Le 10 décembre 2015, la grande majorité des salariés des lignes de production de Latécoère, à Toulouse et à Gimont, se sont mis en grève illimitée, pour la première fois depuis 1972. Latécoère est un monument de l’histoire de l’aéronautique française, dont les avions ont fait connaitre deux célèbres pilotes de l’Aéropostale, Mermoz et Saint-Exupéry.

Aujourd’hui, Latécoère, qui emploie 1500 salariés, est l’un des principaux sous-traitants d’Airbus. Et comme bon nombre des sous-traitants d’Airbus, en particulier dans le secteur du bureau d’études, les menaces qui pèsent sur ses salariés se font plus pressantes. Ce qui est paradoxal, c’est que le secteur n’a jamais été aussi prospère, avec des milliers d’avions à construire ces 20 prochaines années pour remplacer une flotte vieillissante à l’échelle mondiale.

Pillage

La CGT donne une explication de cette contradiction : « pour quiconque connait le secteur aéronautique et a suivi ses évolutions récentes, ce paradoxe n’est qu’apparent.

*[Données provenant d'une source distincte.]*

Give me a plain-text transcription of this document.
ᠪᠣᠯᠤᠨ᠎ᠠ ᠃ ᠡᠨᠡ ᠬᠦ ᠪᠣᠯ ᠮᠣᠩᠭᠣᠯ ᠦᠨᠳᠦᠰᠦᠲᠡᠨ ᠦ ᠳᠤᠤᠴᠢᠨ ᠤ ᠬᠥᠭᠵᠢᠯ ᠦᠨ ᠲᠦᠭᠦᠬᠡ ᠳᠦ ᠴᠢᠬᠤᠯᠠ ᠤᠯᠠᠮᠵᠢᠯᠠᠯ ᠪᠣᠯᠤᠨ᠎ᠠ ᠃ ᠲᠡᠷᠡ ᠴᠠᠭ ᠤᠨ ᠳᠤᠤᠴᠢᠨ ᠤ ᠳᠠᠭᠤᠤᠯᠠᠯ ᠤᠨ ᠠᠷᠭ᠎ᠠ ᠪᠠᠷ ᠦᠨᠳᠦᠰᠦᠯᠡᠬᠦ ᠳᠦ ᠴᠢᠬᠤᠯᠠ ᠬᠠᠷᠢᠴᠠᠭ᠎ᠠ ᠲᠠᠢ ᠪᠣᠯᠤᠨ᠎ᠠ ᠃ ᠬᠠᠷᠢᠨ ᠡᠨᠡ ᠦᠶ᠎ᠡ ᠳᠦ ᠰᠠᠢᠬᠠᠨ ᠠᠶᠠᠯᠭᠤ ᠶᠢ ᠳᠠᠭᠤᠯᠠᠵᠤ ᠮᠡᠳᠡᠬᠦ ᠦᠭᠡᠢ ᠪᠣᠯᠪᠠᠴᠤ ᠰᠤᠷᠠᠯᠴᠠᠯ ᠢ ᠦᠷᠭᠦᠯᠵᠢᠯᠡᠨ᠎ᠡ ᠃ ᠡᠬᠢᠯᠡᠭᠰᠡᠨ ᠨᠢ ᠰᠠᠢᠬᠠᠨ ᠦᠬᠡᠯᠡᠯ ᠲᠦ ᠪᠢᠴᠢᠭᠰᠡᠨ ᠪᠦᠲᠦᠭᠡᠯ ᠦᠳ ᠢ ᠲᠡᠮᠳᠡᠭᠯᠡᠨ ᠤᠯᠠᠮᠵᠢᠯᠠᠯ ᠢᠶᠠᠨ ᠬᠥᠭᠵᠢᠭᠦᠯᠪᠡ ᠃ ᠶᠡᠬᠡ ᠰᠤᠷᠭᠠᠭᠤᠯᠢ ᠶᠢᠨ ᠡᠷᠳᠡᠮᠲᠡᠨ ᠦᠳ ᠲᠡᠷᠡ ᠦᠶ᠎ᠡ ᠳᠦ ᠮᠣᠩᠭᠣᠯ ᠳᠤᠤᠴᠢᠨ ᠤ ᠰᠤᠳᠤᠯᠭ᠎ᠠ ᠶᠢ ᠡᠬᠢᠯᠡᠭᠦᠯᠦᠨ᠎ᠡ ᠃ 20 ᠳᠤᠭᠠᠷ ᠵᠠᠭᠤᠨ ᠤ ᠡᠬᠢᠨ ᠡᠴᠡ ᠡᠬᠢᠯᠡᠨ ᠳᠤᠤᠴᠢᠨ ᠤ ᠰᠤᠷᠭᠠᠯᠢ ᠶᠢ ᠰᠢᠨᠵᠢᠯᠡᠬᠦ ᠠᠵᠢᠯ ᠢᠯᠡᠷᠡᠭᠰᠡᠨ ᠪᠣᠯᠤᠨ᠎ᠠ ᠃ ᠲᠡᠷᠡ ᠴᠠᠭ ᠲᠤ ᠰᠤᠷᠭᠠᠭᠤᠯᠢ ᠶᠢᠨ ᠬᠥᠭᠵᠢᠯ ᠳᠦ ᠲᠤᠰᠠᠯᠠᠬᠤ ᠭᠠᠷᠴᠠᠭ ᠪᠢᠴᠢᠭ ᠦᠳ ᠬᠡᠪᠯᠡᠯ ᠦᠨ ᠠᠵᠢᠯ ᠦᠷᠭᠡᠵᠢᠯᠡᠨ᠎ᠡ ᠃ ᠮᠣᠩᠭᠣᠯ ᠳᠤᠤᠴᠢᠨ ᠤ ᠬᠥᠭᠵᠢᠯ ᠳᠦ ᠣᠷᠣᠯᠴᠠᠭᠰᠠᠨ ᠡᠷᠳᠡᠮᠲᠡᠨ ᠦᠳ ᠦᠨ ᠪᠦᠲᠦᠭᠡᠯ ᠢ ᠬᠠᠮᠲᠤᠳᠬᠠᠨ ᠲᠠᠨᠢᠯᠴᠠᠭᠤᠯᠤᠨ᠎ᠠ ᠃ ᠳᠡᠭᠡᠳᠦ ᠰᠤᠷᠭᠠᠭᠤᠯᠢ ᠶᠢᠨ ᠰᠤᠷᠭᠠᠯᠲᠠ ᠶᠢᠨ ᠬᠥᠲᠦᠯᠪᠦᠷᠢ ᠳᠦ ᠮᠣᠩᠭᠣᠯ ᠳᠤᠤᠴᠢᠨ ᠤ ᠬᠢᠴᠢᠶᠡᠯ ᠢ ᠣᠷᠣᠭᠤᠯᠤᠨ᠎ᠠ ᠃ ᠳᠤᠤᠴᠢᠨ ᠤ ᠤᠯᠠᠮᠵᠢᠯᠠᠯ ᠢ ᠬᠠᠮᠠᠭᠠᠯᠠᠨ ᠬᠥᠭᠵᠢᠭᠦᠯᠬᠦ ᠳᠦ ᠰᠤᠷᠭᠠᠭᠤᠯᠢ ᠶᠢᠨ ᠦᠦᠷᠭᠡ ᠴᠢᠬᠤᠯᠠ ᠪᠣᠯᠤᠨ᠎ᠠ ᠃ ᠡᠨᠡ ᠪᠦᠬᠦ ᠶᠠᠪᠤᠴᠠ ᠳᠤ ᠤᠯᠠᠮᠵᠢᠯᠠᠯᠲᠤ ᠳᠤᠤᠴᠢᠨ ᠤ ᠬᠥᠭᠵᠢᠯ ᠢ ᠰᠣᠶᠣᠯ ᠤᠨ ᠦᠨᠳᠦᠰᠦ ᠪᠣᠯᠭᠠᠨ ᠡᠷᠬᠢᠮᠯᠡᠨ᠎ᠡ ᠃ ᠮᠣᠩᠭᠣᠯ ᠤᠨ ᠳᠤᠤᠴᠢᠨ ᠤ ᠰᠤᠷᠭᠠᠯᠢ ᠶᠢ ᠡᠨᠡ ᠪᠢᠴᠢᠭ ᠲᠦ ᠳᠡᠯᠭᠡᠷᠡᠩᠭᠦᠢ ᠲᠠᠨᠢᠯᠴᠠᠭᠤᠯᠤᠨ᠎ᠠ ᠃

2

En effet, les changements récents intervenus dans l’actionnariat et la gouvernance du groupe Latécoère ne font qu’imiter ceux intervenus un peu plus tôt chez Airbus. Ils sont le nom d’une seule et même réalité : la colonisation d’un secteur économique tout entier en vue de sa mise à sac, de son pillage. »

Ces dernières années, le groupe Latécoère a vécu une situation financière difficile, avec des dettes très importantes engagées par les anciennes directions. En avril 2015, de grands fonds américains, Apollo et Monarch, sont entrés au capital de la société en épongeant une grande partie de la dette. Sur les neuf premiers mois de 2015, Latécoère a enregistré une hausse de 9,3 % de son activité et un chiffre d’affaires de 522 millions d’euros. Les salariés, eux, ont subi un gel de leurs salaires pour la deuxième fois en cinq ans. Il n’y a plus de prime de participation et peu de promotions. Un ouvrier qualifié avec 10 ans d’ancienneté gagne autour de 1400 euros.

Manque de perspectives

Mais les salariés de Latécoère ont aussi d’autres inquiétudes. Depuis longtemps, les ateliers se vident de leurs ouvriers : de 176 fin 2009 à 127 fin 2015. Si l’activité et le chiffre d’affaires ont explosé, c’est désormais dans des zones low cost que Latécoère investit, ou plutôt délocalise : d’abord la Tunisie, puis le Mexique, bientôt le Maroc et peut-être la Moldavie. Fait nouveau, les bureaux aussi se vident et les cols blancs s’inquiètent. Le ralentissement brutal et durable des activités d’étude – pas de nouvel avion à développer avant 10 ou 15 ans – ne manque pas d’angoisser les ingénieurs et techniciens de bureau d’études. A cela s’ajoute le fait que la direction n’a présenté aucun projet industriel précis. Les salariés ne savent pas où ils vont.

C’est dans ce contexte que la direction de Latécoère a mis le feu aux poudres. Les premières décisions des nouveaux actionnaires ont consisté à augmenter la rémunération des membres du conseil d’administration et à attribuer des actions gratuites au management du groupe pour un montant total de 10 millions d’euros. Un des grévistes s’indignait : « La direction avait décidé le gel des salaires en 2015, à un moment où nous étions dans le rouge. Sitôt que ça va bien, ils se sucrent ! Trente ans qu’on travaille ici, pour certains, et des types à peine arrivés se servent ! Ce n’est plus une société d’aéronautique, c’est une société bancaire… » (La Dépêche, 12/12/2015).

Les grévistes revendiquaient 50 euros d’augmentation générale. Ils demandaient aussi que la direction dévoile à l’ensemble des salariés du groupe ses projets à court, moyen et long terme dans les domaines social et industriel. Enfin, ils demandaient de réformer la politique de rémunération des membres du conseil d’administration et de retirer le plan d’attribution d’actions gratuites.

La direction de Latécoère a tout rejeté en bloc. Réunis en assemblée générale, le 15 décembre, les salariés ont décidé de ne pas reconduire la grève. Mais ils continuent de se réunir régulièrement pour préparer la mobilisation en vue des négociations salariales de janvier 2016. Ils espèrent convaincre les autres collègues de se mobiliser à leur tour.